Cuando llego, las máquinas y operarios empiezan su labor de limpieza, el agua inunda los adoquines y las paredes se remojan. Fijo la vista en los carteles con ácidos anuncios de discotecas y salas de conciertos, los nombres de los grupos son surrealistas. Los grafitis son insultantemente bellos, una violencia bellamente escupida sobre el muro. Valencia guarda un mensaje oculto, un submundo nocturno que desconozco.

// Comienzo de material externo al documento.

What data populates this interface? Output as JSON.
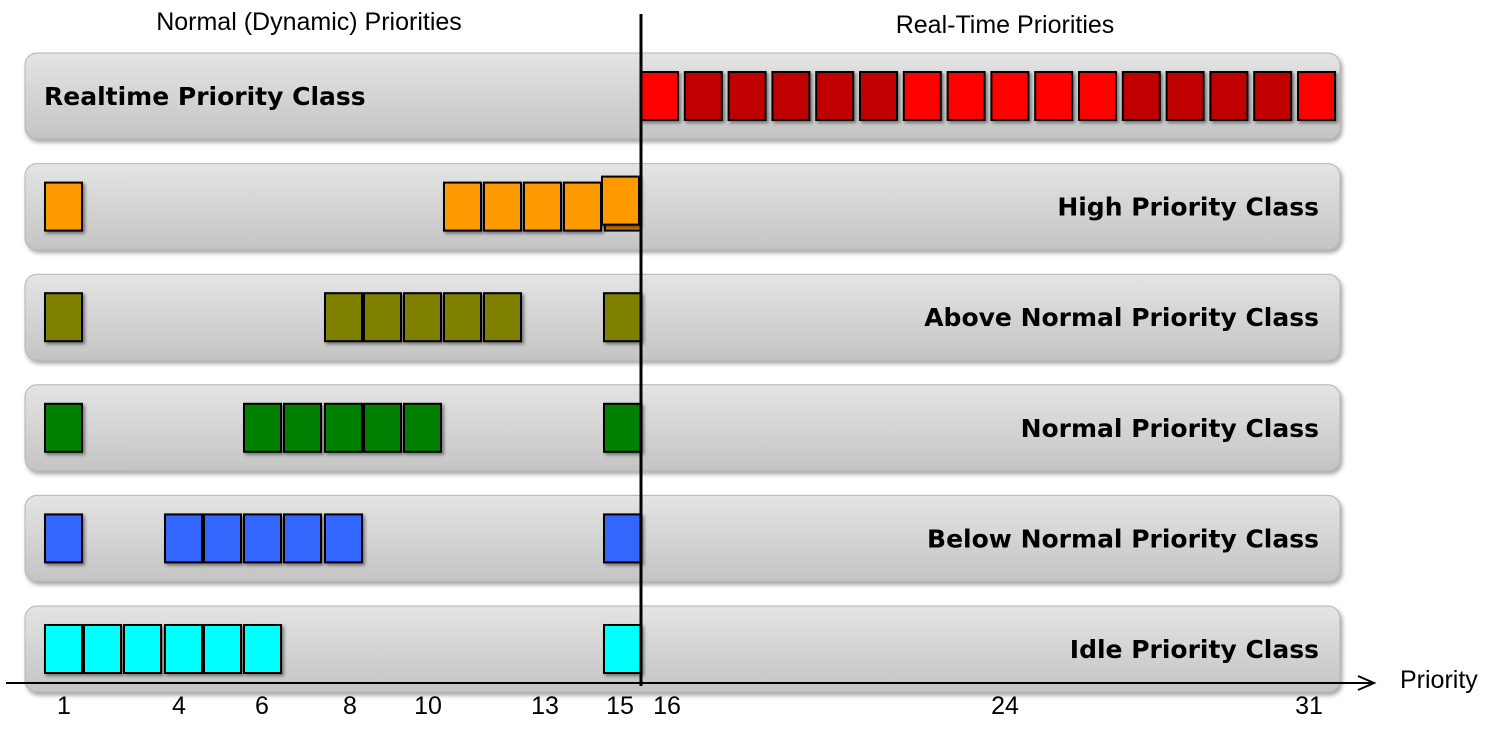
{
  "headers": {
    "left": "Normal (Dynamic) Priorities",
    "right": "Real-Time Priorities"
  },
  "axis_label": "Priority",
  "ticks": [
    {
      "value": 1,
      "label": "1"
    },
    {
      "value": 4,
      "label": "4"
    },
    {
      "value": 6,
      "label": "6"
    },
    {
      "value": 8,
      "label": "8"
    },
    {
      "value": 10,
      "label": "10"
    },
    {
      "value": 13,
      "label": "13"
    },
    {
      "value": 15,
      "label": "15"
    },
    {
      "value": 16,
      "label": "16"
    },
    {
      "value": 24,
      "label": "24"
    },
    {
      "value": 31,
      "label": "31"
    }
  ],
  "classes": [
    {
      "id": "realtime",
      "label": "Realtime Priority Class",
      "label_side": "left",
      "color": "#ff0000",
      "dark_color": "#c00000",
      "levels": [
        16,
        17,
        18,
        19,
        20,
        21,
        22,
        23,
        24,
        25,
        26,
        27,
        28,
        29,
        30,
        31
      ],
      "dark_levels": [
        17,
        18,
        19,
        20,
        21,
        27,
        28,
        29,
        30
      ]
    },
    {
      "id": "high",
      "label": "High Priority Class",
      "label_side": "right",
      "color": "#ff9900",
      "levels": [
        1,
        11,
        12,
        13,
        14,
        15
      ]
    },
    {
      "id": "above-normal",
      "label": "Above Normal Priority Class",
      "label_side": "right",
      "color": "#808000",
      "levels": [
        1,
        8,
        9,
        10,
        11,
        12,
        15
      ]
    },
    {
      "id": "normal",
      "label": "Normal Priority Class",
      "label_side": "right",
      "color": "#008000",
      "levels": [
        1,
        6,
        7,
        8,
        9,
        10,
        15
      ]
    },
    {
      "id": "below-normal",
      "label": "Below Normal Priority Class",
      "label_side": "right",
      "color": "#3366ff",
      "levels": [
        1,
        4,
        5,
        6,
        7,
        8,
        15
      ]
    },
    {
      "id": "idle",
      "label": "Idle Priority Class",
      "label_side": "right",
      "color": "#00ffff",
      "levels": [
        1,
        2,
        3,
        4,
        5,
        6,
        15
      ]
    }
  ]
}
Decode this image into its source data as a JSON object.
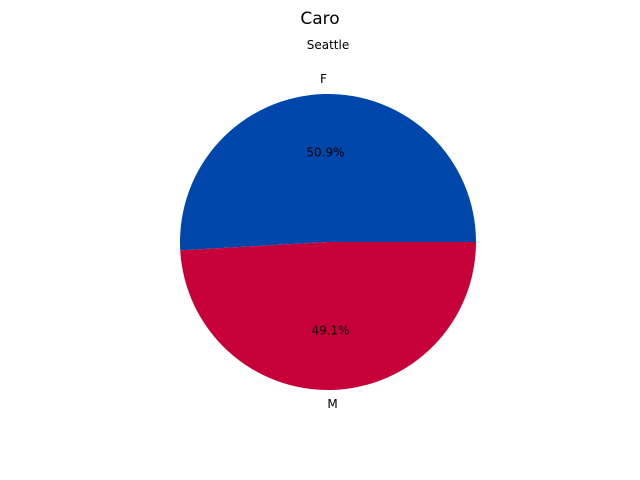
{
  "chart_data": {
    "type": "pie",
    "title": "Caro",
    "subtitle": "Seattle",
    "slices": [
      {
        "label": "F",
        "value": 50.9,
        "percent_label": "50.9%",
        "color": "#0047AB"
      },
      {
        "label": "M",
        "value": 49.1,
        "percent_label": "49.1%",
        "color": "#C8003A"
      }
    ],
    "start_angle_deg": 0,
    "direction": "counterclockwise"
  }
}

Aquí la humanidad brota silvestre, toda una selva con sus buenas y malas hierbas, pero sin cuidado alguno. El jardín es frondoso, sus briznas se apiñan, apuran los semáforos tumultuosas y observo el estrés reflejado en la cara de las personas, la prisa parece la única manera de sobrevivir en esta ratonera. En el aire flota suciedad, alimentada por el humo gris del tráfico que tizna las caras con arrugas secas y agrietadas. Los jóvenes parecen retrasar un poco más esa decaída. Veo a estudiantes, universitarios, dependientes y cajeras de supermercado. Van a estudiar o trabajar y sostienen en sus rostros una cínica ilusión. Terminan sus cigarrillos en la parada del bus o antes de descender la boca del metro. Al doblar las esquinas, siempre encuentro indigentes en una fauna infinita que acaba por pintar un triste cuadro.

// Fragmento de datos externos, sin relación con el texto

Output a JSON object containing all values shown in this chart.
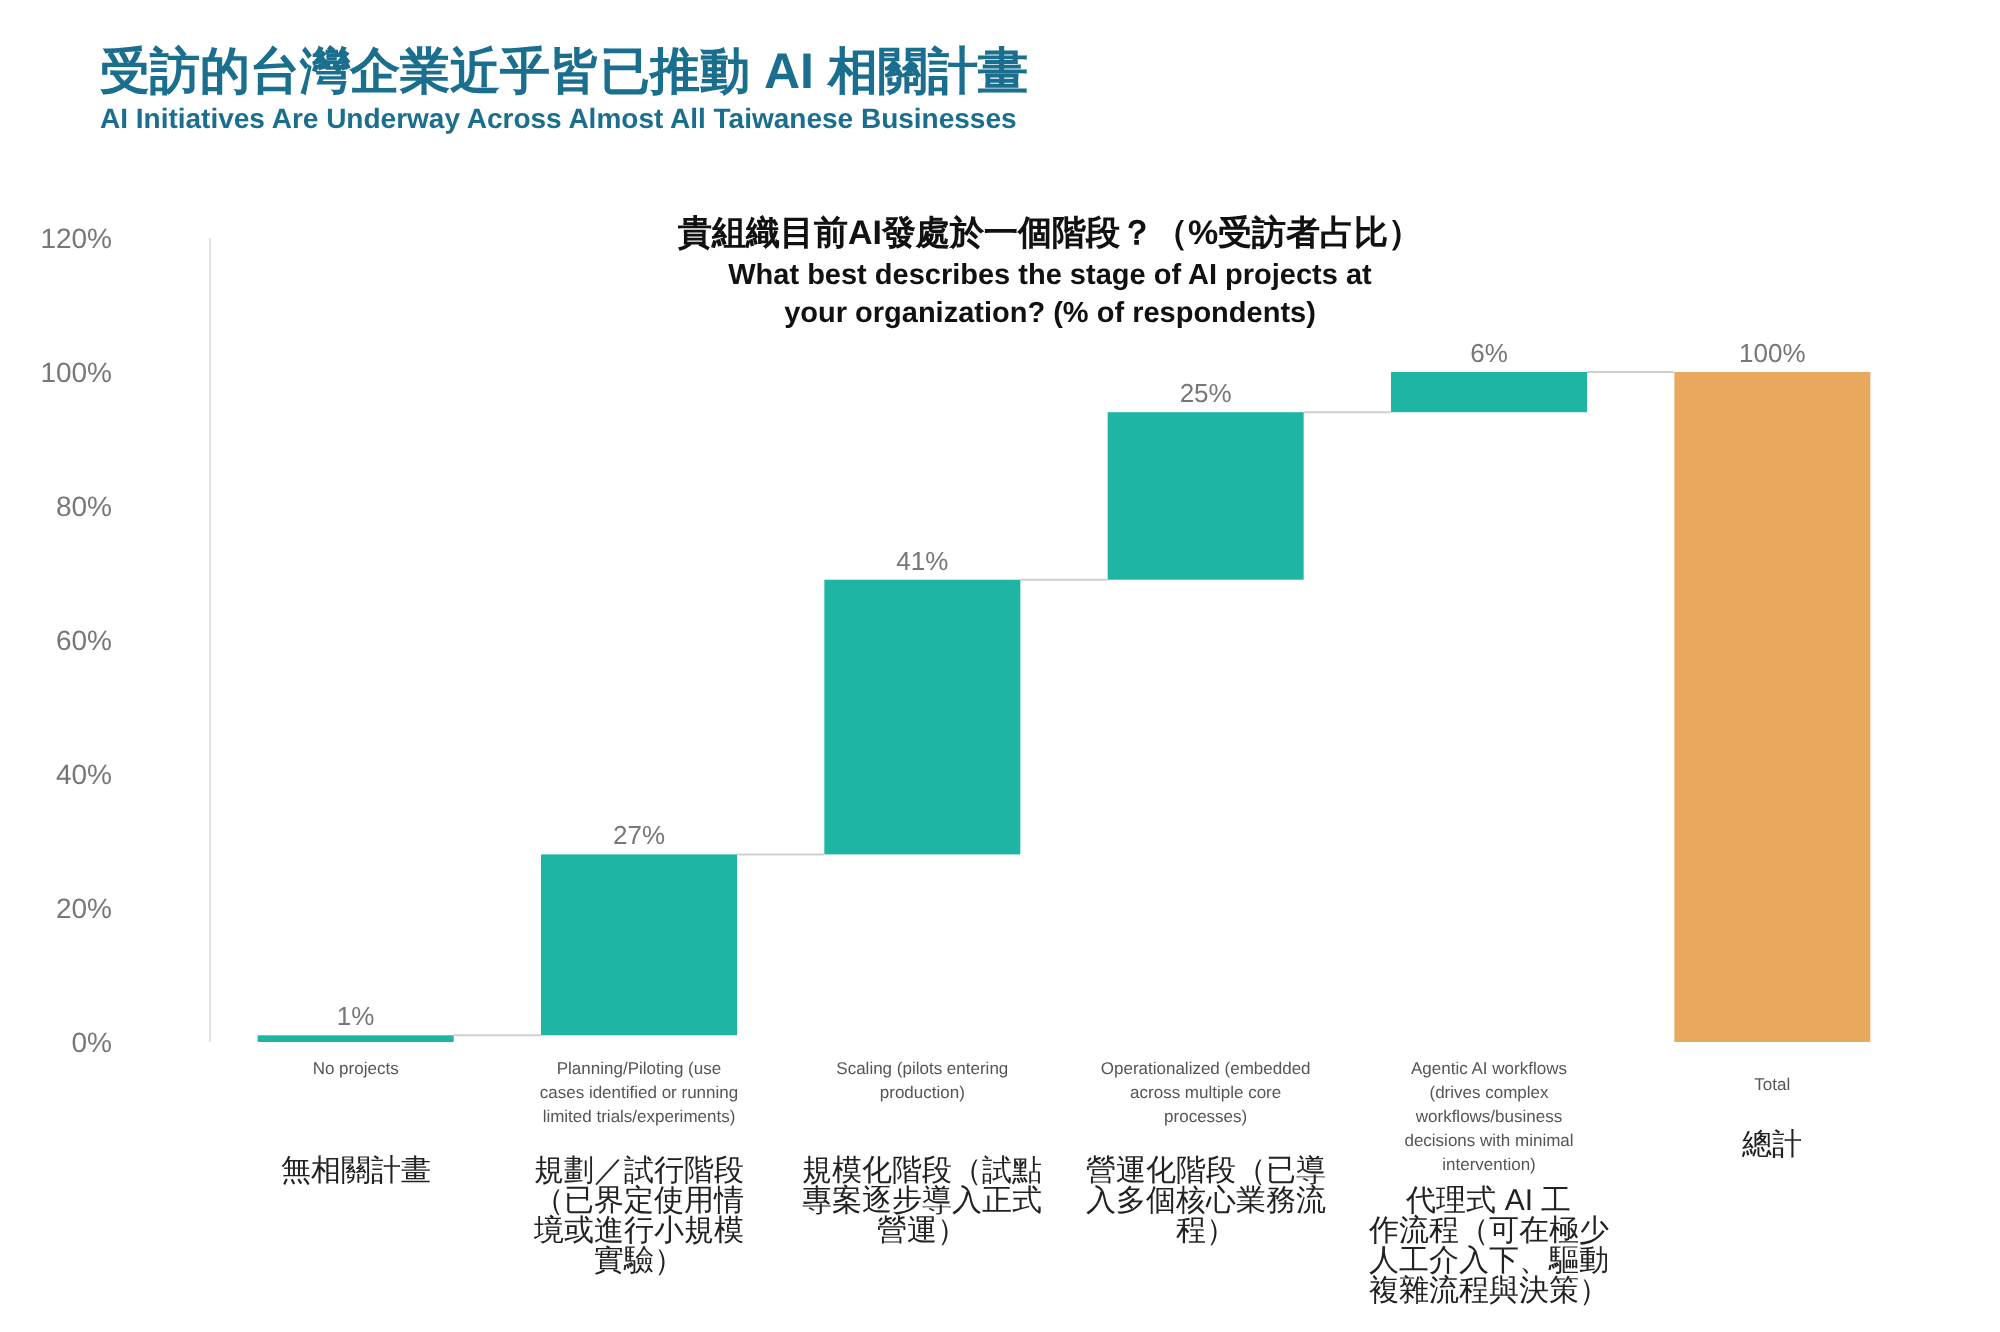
{
  "chart_data": {
    "type": "bar",
    "title": "受訪的台灣企業近乎皆已推動 AI 相關計畫",
    "subtitle": "AI Initiatives Are Underway Across Almost All Taiwanese Businesses",
    "annotations": [
      "貴組織目前AI發處於一個階段？（%受訪者占比）",
      "What best describes the stage of AI projects at your organization? (% of respondents)"
    ],
    "categories": [
      "No projects\n無相關計畫",
      "Planning/Piloting (use cases identified or running limited trials/experiments)\n規劃／試行階段（已界定使用情境或進行小規模實驗）",
      "Scaling (pilots entering production)\n規模化階段（試點專案逐步導入正式營運）",
      "Operationalized (embedded across multiple core processes)\n營運化階段（已導入多個核心業務流程）",
      "Agentic AI workflows (drives complex workflows/business decisions with minimal intervention)\n代理式 AI 工作流程（可在極少人工介入下、驅動複雜流程與決策）",
      "Total\n總計"
    ],
    "values": [
      1,
      27,
      41,
      25,
      6,
      100
    ],
    "base": [
      0,
      1,
      28,
      69,
      94,
      0
    ],
    "colors": [
      "#1fb5a3",
      "#1fb5a3",
      "#1fb5a3",
      "#1fb5a3",
      "#1fb5a3",
      "#e8a95f"
    ],
    "value_labels": [
      "1%",
      "27%",
      "41%",
      "25%",
      "6%",
      "100%"
    ],
    "ylim": [
      0,
      120
    ],
    "yticks": [
      {
        "value": 0,
        "label": "0%"
      },
      {
        "value": 20,
        "label": "20%"
      },
      {
        "value": 40,
        "label": "40%"
      },
      {
        "value": 60,
        "label": "60%"
      },
      {
        "value": 80,
        "label": "80%"
      },
      {
        "value": 100,
        "label": "100%"
      },
      {
        "value": 120,
        "label": "120%"
      }
    ],
    "grid": false
  }
}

Nadie conoce a nadie, es el simple día a día. Sin embargo, no puedo ignorar la inocencia de los niños, transito a unas horas en la que institutos y colegios todavía no han abierto. Ellos sí parecen disfrutar con su natural e incalculable ignorancia. Son los brotes más verdes y sanos, y no puedo parar de pensar en mi propio reverdecimiento. Entre sus muchas lecciones, de la vida he vuelto a aprender cómo recuperar esa vitalidad, esa energía que propicia el optimismo que esos niños y niñas que corretean agarrados de las manos de sus madres parecen nunca perder. Valencia es decrepitud, sí, pero también mucha vida, una gema en bruto que cada familia atesora en su nido.

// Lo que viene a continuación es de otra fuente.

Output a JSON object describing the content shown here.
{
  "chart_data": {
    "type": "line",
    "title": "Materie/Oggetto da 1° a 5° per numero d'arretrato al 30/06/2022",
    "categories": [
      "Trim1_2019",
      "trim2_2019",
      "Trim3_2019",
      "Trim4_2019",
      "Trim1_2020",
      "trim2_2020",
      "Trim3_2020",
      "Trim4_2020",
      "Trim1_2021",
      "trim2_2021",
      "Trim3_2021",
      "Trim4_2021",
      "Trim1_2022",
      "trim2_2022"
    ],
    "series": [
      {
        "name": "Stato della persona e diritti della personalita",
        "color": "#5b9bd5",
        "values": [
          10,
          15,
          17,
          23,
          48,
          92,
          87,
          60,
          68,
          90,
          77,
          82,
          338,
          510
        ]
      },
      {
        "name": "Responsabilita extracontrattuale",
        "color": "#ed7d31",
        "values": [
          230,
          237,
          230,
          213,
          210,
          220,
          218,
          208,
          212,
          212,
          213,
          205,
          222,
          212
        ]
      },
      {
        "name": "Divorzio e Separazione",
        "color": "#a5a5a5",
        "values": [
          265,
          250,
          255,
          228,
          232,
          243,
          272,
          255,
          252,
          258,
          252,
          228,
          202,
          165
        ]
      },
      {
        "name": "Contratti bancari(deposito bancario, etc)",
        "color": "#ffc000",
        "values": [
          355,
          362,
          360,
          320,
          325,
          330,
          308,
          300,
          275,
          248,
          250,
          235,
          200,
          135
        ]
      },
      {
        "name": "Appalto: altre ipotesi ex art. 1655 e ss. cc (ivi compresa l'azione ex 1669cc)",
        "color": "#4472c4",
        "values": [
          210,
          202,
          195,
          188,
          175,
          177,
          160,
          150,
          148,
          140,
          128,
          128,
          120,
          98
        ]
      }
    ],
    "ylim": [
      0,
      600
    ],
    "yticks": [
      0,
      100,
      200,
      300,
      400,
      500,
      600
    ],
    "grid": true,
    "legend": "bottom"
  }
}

Aquí todo se mueve sin cesar, con el ritmo que marca el trabajo, el consumo y el ocio. No hay patada sin chocar con algún comercio, un emprendimiento que constantemente muere y se renueva. Mi mente no es capaz de procesar tantos nombres, tanta publicidad, las localizaciones, las calles, todas las señas que intento dejar atrás. Valencia es como cualquier otra ciudad, un gran sistema circulatorio en el que fluye un safari humano. Soy alguien que se pierde con facilidad y que a veces no regresa por miedo, definitivamente Valencia me queda grande.

Aunque me empeñe, no logro embutirme esta ciudad en mi cabeza, mi oído es demasiado estrecho.